Pekanbaru, (antarariau.com) - Pengamat migas dari Duri Institute, Agung Marsudi, berharap Komisi Pemberantasan Korupsi (KPK) terus mengusut kasus korupsi industri migas dengan tidak hanya berhenti pada tersangka Kepala SKK Migas Rudi Rubiandini.

        "Saya yakin penangkapan Rudi Rubiandini itu baru melibatkan uang receh saja, dan semoga kasus ini jadi pintu masuk untuk membongkar kejahatan industri migas yang selama ini belum tersentuh hukum," kata Agung Marsudi kepada Antara di Pekanbaru, Kamis.

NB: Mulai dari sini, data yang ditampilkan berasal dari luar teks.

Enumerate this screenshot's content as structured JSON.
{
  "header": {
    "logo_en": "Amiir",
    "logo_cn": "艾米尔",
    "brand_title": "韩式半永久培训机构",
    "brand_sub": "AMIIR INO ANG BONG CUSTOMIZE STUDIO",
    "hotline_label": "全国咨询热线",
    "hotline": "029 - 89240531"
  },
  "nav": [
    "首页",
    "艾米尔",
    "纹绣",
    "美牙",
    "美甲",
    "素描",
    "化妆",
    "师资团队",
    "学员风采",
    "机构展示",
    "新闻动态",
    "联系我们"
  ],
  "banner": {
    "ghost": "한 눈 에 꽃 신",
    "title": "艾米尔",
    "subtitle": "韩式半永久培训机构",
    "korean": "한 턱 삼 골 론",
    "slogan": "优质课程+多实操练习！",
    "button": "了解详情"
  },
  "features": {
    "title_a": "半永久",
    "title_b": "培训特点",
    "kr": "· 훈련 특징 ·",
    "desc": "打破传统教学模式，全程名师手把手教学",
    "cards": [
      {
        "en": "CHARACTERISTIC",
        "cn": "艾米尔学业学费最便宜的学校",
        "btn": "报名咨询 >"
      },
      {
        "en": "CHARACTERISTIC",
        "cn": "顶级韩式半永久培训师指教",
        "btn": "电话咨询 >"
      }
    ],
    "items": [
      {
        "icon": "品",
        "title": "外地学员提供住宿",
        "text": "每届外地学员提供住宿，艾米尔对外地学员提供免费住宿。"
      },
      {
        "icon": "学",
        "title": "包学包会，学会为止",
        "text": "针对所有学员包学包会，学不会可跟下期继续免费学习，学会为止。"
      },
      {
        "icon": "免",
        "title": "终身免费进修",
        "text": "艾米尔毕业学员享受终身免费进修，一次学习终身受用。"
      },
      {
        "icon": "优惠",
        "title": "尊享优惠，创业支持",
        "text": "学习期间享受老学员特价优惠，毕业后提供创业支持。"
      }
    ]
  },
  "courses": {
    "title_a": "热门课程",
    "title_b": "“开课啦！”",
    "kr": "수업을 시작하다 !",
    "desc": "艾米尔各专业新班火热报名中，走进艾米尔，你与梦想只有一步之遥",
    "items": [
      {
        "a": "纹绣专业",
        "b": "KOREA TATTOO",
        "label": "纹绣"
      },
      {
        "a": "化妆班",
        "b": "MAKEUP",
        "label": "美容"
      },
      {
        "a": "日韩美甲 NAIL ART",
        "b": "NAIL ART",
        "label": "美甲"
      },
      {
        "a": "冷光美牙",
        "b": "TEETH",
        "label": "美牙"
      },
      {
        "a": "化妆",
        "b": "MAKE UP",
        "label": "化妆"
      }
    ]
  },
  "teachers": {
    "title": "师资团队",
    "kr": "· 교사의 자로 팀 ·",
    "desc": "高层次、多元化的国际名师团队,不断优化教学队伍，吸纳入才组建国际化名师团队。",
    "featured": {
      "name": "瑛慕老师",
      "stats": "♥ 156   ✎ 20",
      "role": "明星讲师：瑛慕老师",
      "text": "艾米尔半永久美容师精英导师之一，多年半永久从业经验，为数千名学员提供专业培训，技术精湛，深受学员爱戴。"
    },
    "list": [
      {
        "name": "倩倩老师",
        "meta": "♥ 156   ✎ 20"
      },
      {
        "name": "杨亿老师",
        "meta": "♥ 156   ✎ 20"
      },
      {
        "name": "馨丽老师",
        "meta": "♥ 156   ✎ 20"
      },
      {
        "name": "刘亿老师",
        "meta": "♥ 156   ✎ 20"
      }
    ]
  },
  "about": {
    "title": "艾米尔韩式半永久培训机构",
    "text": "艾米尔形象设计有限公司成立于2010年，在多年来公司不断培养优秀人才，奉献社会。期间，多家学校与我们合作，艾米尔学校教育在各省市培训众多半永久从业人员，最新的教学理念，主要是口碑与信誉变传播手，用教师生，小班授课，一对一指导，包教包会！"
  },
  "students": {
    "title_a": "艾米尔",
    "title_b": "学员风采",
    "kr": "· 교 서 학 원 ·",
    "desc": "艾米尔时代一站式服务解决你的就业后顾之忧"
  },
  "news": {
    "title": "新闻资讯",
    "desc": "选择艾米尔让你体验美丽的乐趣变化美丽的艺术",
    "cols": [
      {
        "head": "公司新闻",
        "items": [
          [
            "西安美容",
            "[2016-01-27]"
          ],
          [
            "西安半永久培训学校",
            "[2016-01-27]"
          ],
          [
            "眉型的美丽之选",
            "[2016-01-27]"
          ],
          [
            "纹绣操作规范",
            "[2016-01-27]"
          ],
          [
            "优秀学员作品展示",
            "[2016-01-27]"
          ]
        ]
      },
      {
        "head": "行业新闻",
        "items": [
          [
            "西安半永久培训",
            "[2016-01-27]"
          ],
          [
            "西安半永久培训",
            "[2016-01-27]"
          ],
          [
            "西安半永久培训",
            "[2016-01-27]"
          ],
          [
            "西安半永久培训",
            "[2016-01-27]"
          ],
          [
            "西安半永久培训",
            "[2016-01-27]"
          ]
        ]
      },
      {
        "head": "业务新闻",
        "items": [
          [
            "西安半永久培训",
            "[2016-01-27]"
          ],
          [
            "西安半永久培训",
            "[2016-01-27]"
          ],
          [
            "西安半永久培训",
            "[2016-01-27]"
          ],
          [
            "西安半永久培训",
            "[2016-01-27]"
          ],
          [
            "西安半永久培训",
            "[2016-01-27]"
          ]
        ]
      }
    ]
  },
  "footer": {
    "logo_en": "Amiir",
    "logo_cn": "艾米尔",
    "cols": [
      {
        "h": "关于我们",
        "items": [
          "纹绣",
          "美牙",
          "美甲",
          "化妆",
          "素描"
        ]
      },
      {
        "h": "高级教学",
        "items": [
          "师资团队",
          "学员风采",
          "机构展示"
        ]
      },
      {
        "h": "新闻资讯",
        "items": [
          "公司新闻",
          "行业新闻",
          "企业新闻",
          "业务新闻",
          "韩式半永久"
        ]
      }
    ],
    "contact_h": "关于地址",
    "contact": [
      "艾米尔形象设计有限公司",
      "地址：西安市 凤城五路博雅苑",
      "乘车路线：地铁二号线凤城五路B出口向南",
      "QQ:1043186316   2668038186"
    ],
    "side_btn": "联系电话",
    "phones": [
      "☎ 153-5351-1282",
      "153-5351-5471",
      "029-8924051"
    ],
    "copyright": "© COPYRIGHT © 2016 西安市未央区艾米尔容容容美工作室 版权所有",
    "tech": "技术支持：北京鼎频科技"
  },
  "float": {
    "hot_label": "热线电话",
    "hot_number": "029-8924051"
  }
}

        Menurut dia, KPK perlu mendapat apresiasi tinggi karena membongkar kasus yang melibatkan "bos" SKK Migas itu. Sebab, SKK Migas setelah sebelumnya berbentuk BP Migas dan dibubarkan oleh Mahkamah Konstitusi (MK), masih perlu disoroti secara serius.

        "KPK juga perlu menelusuri aliran dana melibatkan perusahaan kontraktor migas lainnya, untuk membersihkan SKK Migas," katanya.

        KPK telah menetapkan Rudi Rubiandini sebagai tersangka kasus suap bersama tersangka lainnya berinisial A yang mengantarkan uang dari tersangka S. Tersangka S dan A disebut merupakan perusahaan migas asing.

        Dalam operasi tangkap tangan pada Rabu malam (13/8), KPK menyita uang 400 ribu dolar AS dan sebuah motor gede merek BMW. KPK dalam penggeledahan lanjutan di kediaman Rudi menemukan uang U90 ribu dolar AS, dan 127 ribu dolar Singapura, 200 ribu dolar AS di rumah tersangka A.  
   Kronologis penangkapan bermula dari tersangka S memberikan dana kepada A pada Rabu (14/8) sekitar 16.00 WIB di City Plaza. Dananya 400 ribu dolar AS untuk diberikan kepada Rudi.

        A, yang diduga kurir, dan Rudi berjanji bertemu di kediaman Rudi, Jalan Brawijaya nomor 8, Jakarta. Sekitar pukul 21.00 WIB, A mendatangi kediaman Rudi dengan menggunakan motor gede merek BMW lengkap dengan BPKB.

        Keduanya agak lama di kediaman Rudi, bahkan sempat mencoba menghidupkan motor gede itu. Setelah "transaksi", A kemudian pulang diantar sopir Rudi menggunakan mobilnya dan meninggalkan motor BMW itu.

        Setelah A ke luar rumah, penyidik KPK menyergap dan membawa A kembali ke rumah Rudi dan uang 400 ribu dolar AS berhasil disita.